On the day that the grades were published Boris Johnson said that they were “robust & dependable”. Indeed initial analysis of the grades awarded using the algorithm showed that private schools had increased the proportion of students achieving the top grades at a much faster rate than comprehensive schools. The year-on-year increase for independent schools was 4.7% while comprehensive schools saw a rise of just 2%.


The Education Secretary declared there were to be definitely no U turns on this matter, until, inevitably, there was. The U-turn to give students the ‘Centre Assessed Grades’ based on their teachers' projections came four days after the A level results day. In that time many students had already missed out on places at university or accepted their second place offer. Much unnecessary stress and uncertainty had been caused to both students and their teachers. According to the Prime Minister the algorithm had now become ‘mutant’.

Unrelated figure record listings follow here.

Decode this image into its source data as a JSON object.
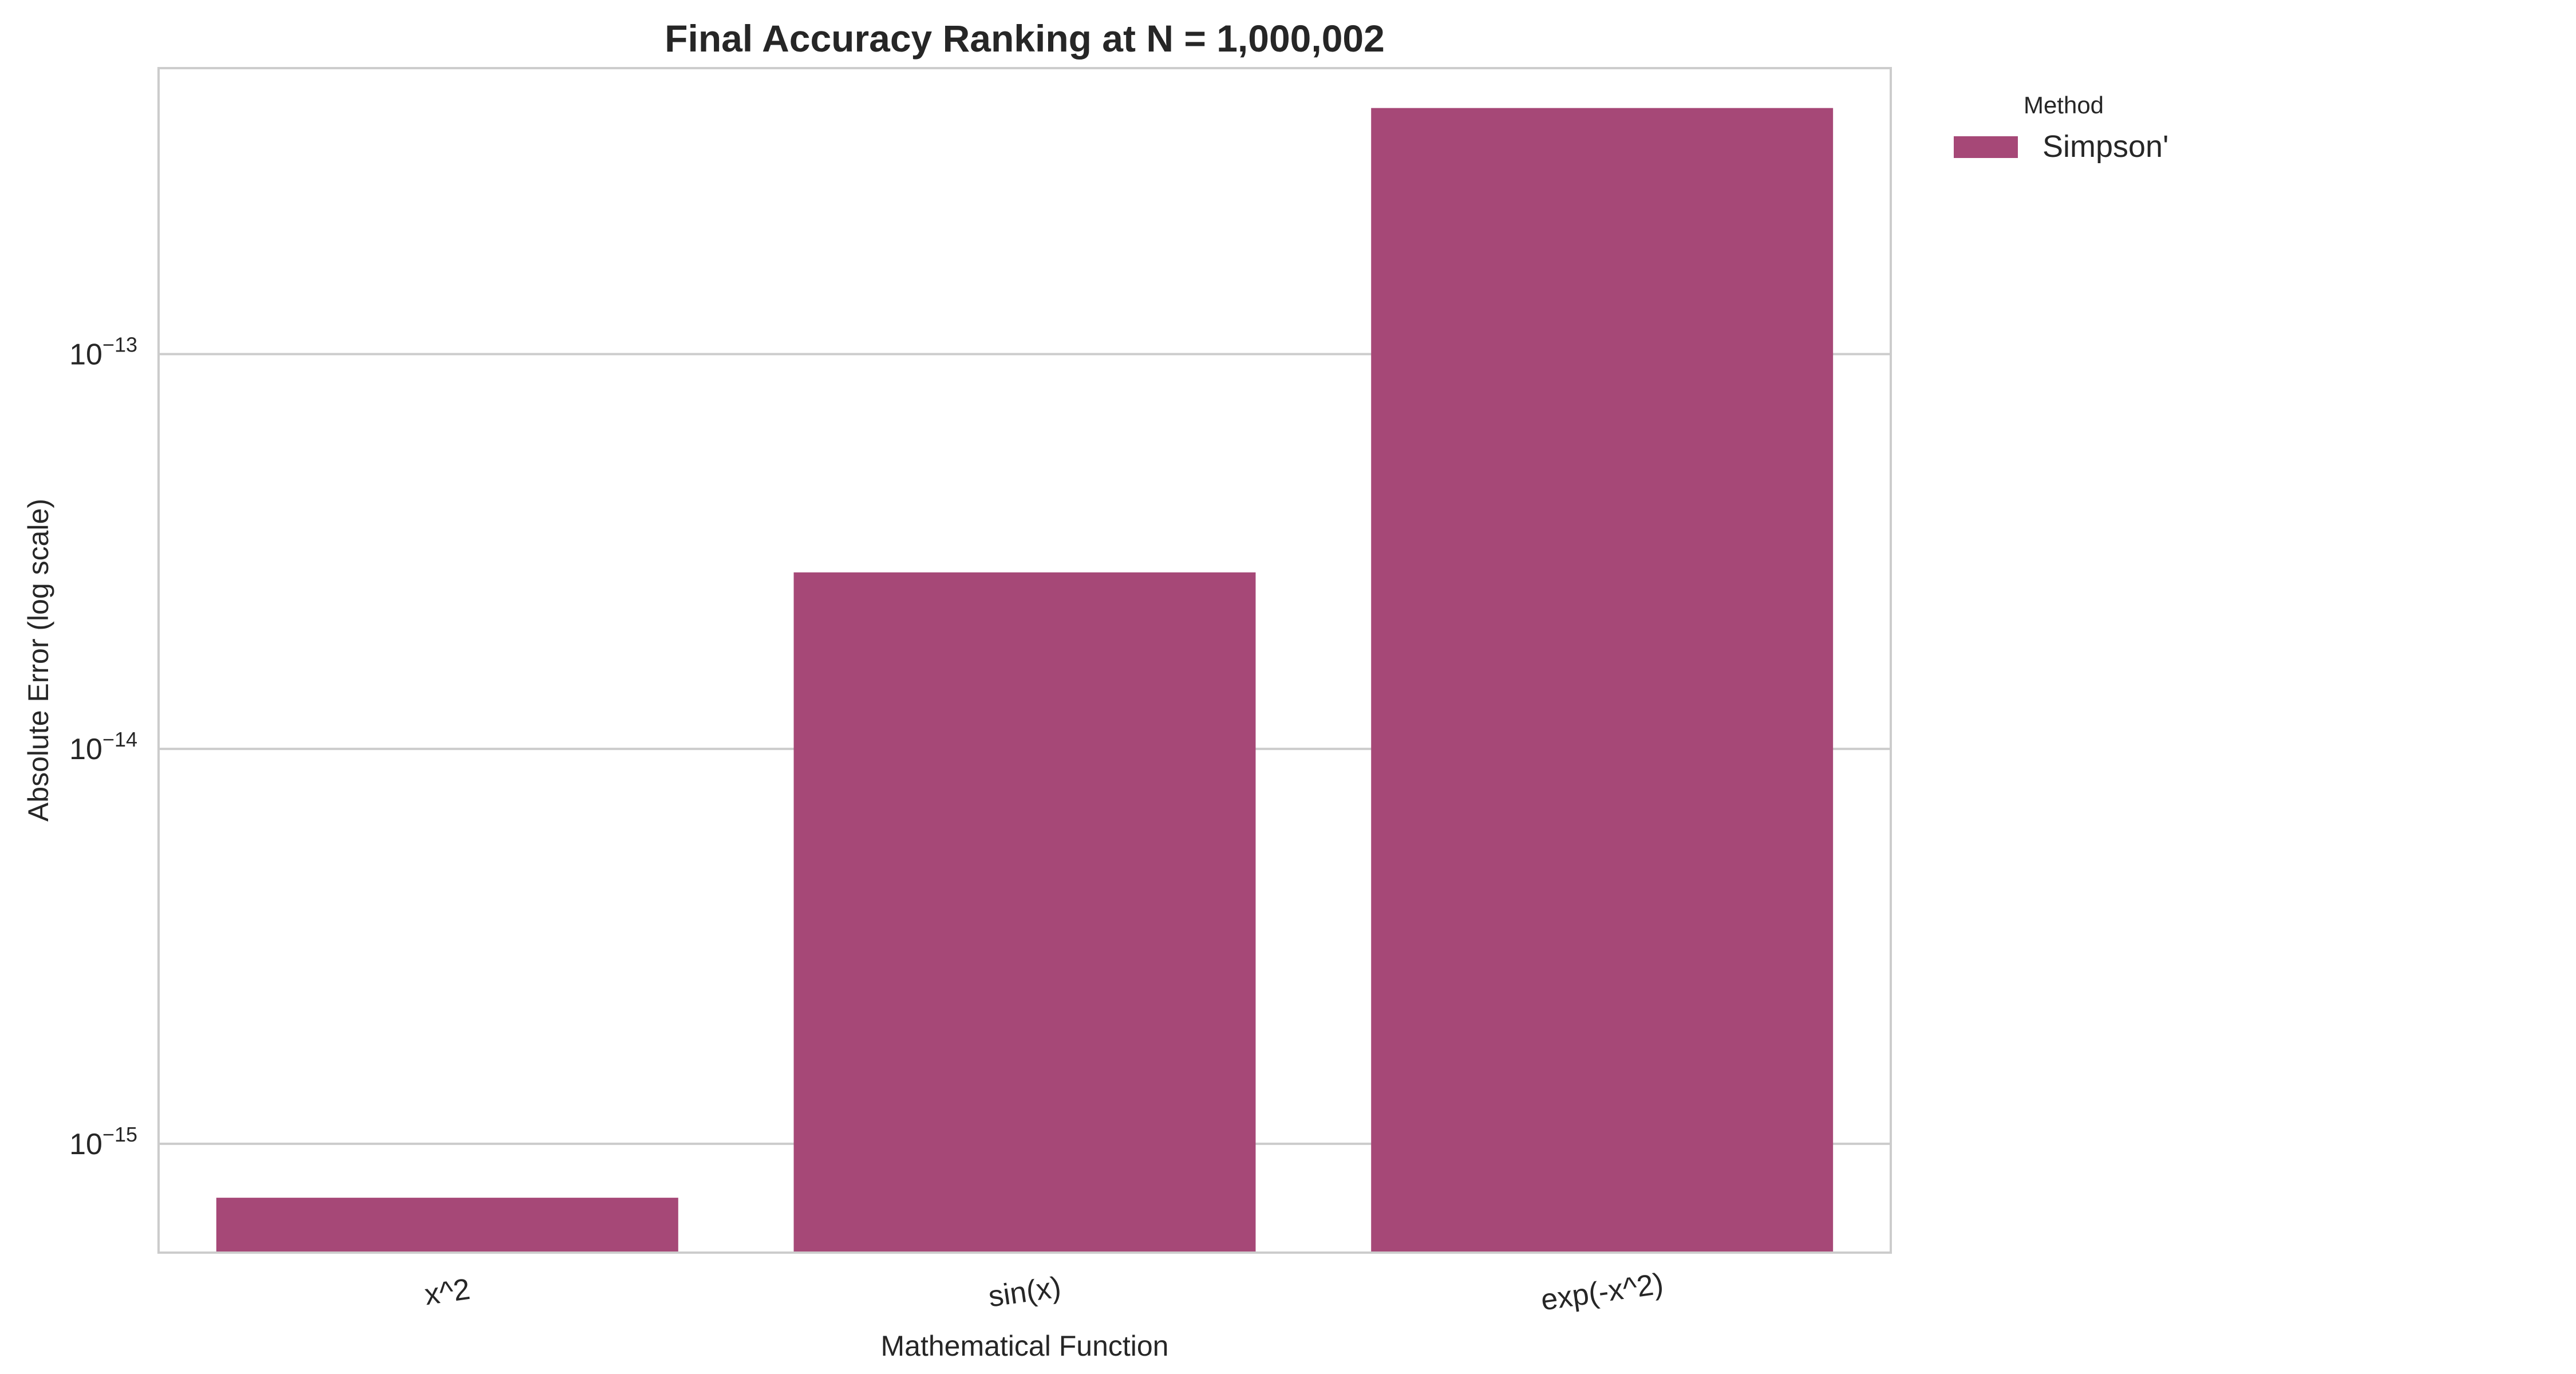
{
  "chart_data": {
    "type": "bar",
    "title": "Final Accuracy Ranking at N = 1,000,002",
    "xlabel": "Mathematical Function",
    "ylabel": "Absolute Error (log scale)",
    "yscale": "log",
    "ylim": [
      5.3e-16,
      5.3e-13
    ],
    "categories": [
      "x^2",
      "sin(x)",
      "exp(-x^2)"
    ],
    "series": [
      {
        "name": "Simpson'",
        "color": "#a64877",
        "values": [
          7.3e-16,
          2.8e-14,
          4.2e-13
        ]
      }
    ],
    "y_ticks": [
      {
        "value": 1e-15,
        "base": "10",
        "exponent": "−15"
      },
      {
        "value": 1e-14,
        "base": "10",
        "exponent": "−14"
      },
      {
        "value": 1e-13,
        "base": "10",
        "exponent": "−13"
      }
    ],
    "grid": true,
    "legend": {
      "title": "Method",
      "placement": "outside-top-right"
    },
    "colors": {
      "bar": "#a64877",
      "grid": "#cccccc",
      "frame": "#cccccc",
      "text": "#262626"
    }
  }
}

After the debacle of the 2020 summer exam series, teachers and students are now wondering what are the plans for the summer 2021 series. In the science subjects the only concession is that students can do less practical work in person, but they still need to know about all the possible practical techniques and all the content examined remains the same. The question remains whether the government will delay the start of the 2021 exams - a question which at the moment they are refusing to answer. Schools and exam boards need to know sooner rather than later due to the amount of planning that surrounds any exam series. Students would benefit psychologically from knowing that they have been given a few extra weeks of teaching time to make up for the many weeks lost over lockdown.


What we need is some leadership, humanity and competent decision making. Instead, what we get is incompetence, inconsistency and inequality.


“Integrity, authority, unity.” This was a campaign slogan used by Keir Starmer during the Labour Leadership campaign. We could definitely use some of this in managing education and the wider coronavirus pandemic.